Peking University, June 5, 2012: Professor Daniel Chee Tsui, the Nobel Laureate in Physics in 1998, delivered a lecture titled “Exploring the World of Two-Dimensional Electrons” at Yingjie Overseas Exchange Center on June 1, which marked the launch of Peking University (PKU) Global Fellowship.
Prof. Daniel Chee Tsui
Before the lecture, Zhu Shanlu, Chairman of the PKU Council, met with Professor Tsui. Zhu expressed his gratitude and appreciation to Professor Tsui for his contribution to PKU. Zhu said that drawing talents is one of the crucial strategies of PKU. PKU would strengthen its appeal, promote its services, learn from others and innovate based on its own status quo in order to implement this strategy, In addition, PKU would also endeavor to provide better conditions for teaching and research on campus.
“Professor Tsui’s participation in this program will play an exemplary role in the process of implementation”, Zhu said.
After the meeting, Professor Tsui gave an introduction to two-dimensional electrons. Professor Du Ruirui, Dr. Lin Xi, and Dr. Zhang Chi from the International Center for Quantum Materials at PKU, shared with the participants their research on the quantum hall effect, fractional charge, electron liquid and electron solid.

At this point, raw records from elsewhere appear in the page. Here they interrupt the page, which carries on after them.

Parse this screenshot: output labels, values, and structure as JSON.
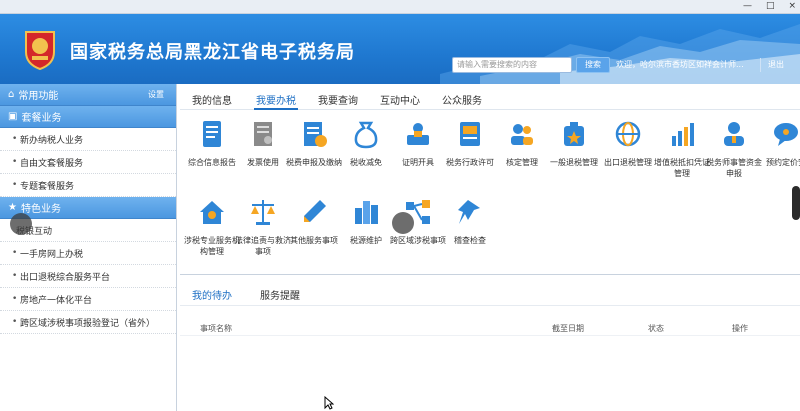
{
  "header": {
    "title": "国家税务总局黑龙江省电子税务局",
    "search_placeholder": "请输入需要搜索的内容",
    "search_label": "搜索",
    "welcome": "欢迎，哈尔滨市香坊区如祥会计师...",
    "logout_label": "退出",
    "brand_color": "#1f78d0"
  },
  "sidebar": {
    "common_label": "常用功能",
    "common_setting": "设置",
    "package_label": "套餐业务",
    "package_items": [
      "新办纳税人业务",
      "自由文套餐服务",
      "专题套餐服务"
    ],
    "special_label": "特色业务",
    "special_items": [
      "税银互动",
      "一手房网上办税",
      "出口退税综合服务平台",
      "房地产一体化平台",
      "跨区域涉税事项报验登记（省外）"
    ]
  },
  "tabs": [
    "我的信息",
    "我要办税",
    "我要查询",
    "互动中心",
    "公众服务"
  ],
  "active_tab": "我要办税",
  "services": [
    {
      "label": "综合信息报告",
      "icon": "document-icon"
    },
    {
      "label": "发票使用",
      "icon": "invoice-icon"
    },
    {
      "label": "税费申报及缴纳",
      "icon": "tax-report-icon"
    },
    {
      "label": "税收减免",
      "icon": "money-bag-icon"
    },
    {
      "label": "证明开具",
      "icon": "certificate-icon"
    },
    {
      "label": "税务行政许可",
      "icon": "license-icon"
    },
    {
      "label": "核定管理",
      "icon": "people-icon"
    },
    {
      "label": "一般退税管理",
      "icon": "refund-bag-icon"
    },
    {
      "label": "出口退税管理",
      "icon": "globe-icon"
    },
    {
      "label": "增值税抵扣凭证管理",
      "icon": "bar-chart-icon"
    },
    {
      "label": "税务师事管资金申报",
      "icon": "agent-icon"
    },
    {
      "label": "预约定价安",
      "icon": "speech-icon"
    },
    {
      "label": "涉税专业服务机构管理",
      "icon": "house-icon"
    },
    {
      "label": "法律追责与救济事项",
      "icon": "scale-icon"
    },
    {
      "label": "其他服务事项",
      "icon": "pen-icon"
    },
    {
      "label": "税源维护",
      "icon": "building-icon"
    },
    {
      "label": "跨区域涉税事项",
      "icon": "network-icon"
    },
    {
      "label": "稽查检查",
      "icon": "pin-icon"
    }
  ],
  "panel": {
    "tabs": [
      "我的待办",
      "服务提醒"
    ],
    "columns": [
      "事项名称",
      "截至日期",
      "状态",
      "操作"
    ]
  },
  "titlebar": {
    "minimize": "—",
    "maximize": "□",
    "close": "×"
  }
}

PKU Global Fellowship is one of the important measures that the university takes to accelerate its development to be a world-class one. PKU will invite the world’s most prestigious scholars to give lectures, offer courses and initiate cooperative programs, so that comprehensive innovations and developments can be made possible. In the next five to ten years, PKU plans to invite at least ten globally-renowned scholars to lecture annually. The scholar to be invited will be a leading expert in his or her discipline with a profound strategic foresight, which is able to lead the discipline to catch up or keep up with the globally advanced level.
As the first scholar of the PKU Global Fellowship, Professor Daniel Chee Tsui enjoys a high prestige in the world for his accomplishments in physics. He was born in He’nan Province, China in 1939. Professor Tsui is a physicist who studies the electrical properties of thin films and microstructures of semi-conductors and solid state physics. In 1998, along with Horst L. Stormer of Columbia and Robert Laughlin of Stanford, Tsui was awarded the Nobel Prize in Physics for his contributions to the discovery of the fractional quantum hall effect. Currently, he is a research professor at Boston University.
Earlier the week, PKU held a special ceremony to confer an honorary doctorate on Professor Daniel Chee Tsui at the Tan Siu Lin Center for International Studies on May 29.
On the ceremony, Zhou Qifeng, President of PKU, briefly introduced Tsui’s life experiences and academic contributions to science. “PKU and Professor Tsui have developed good relationship. In the past few years, Professor Tsui has paid visits to PKU quite often and offered proposals to our developments, which has benefited us greatly”, he said, “I would like to extend my gratitude to Professor Tsui, and hope he would provide continuous support to PKU”.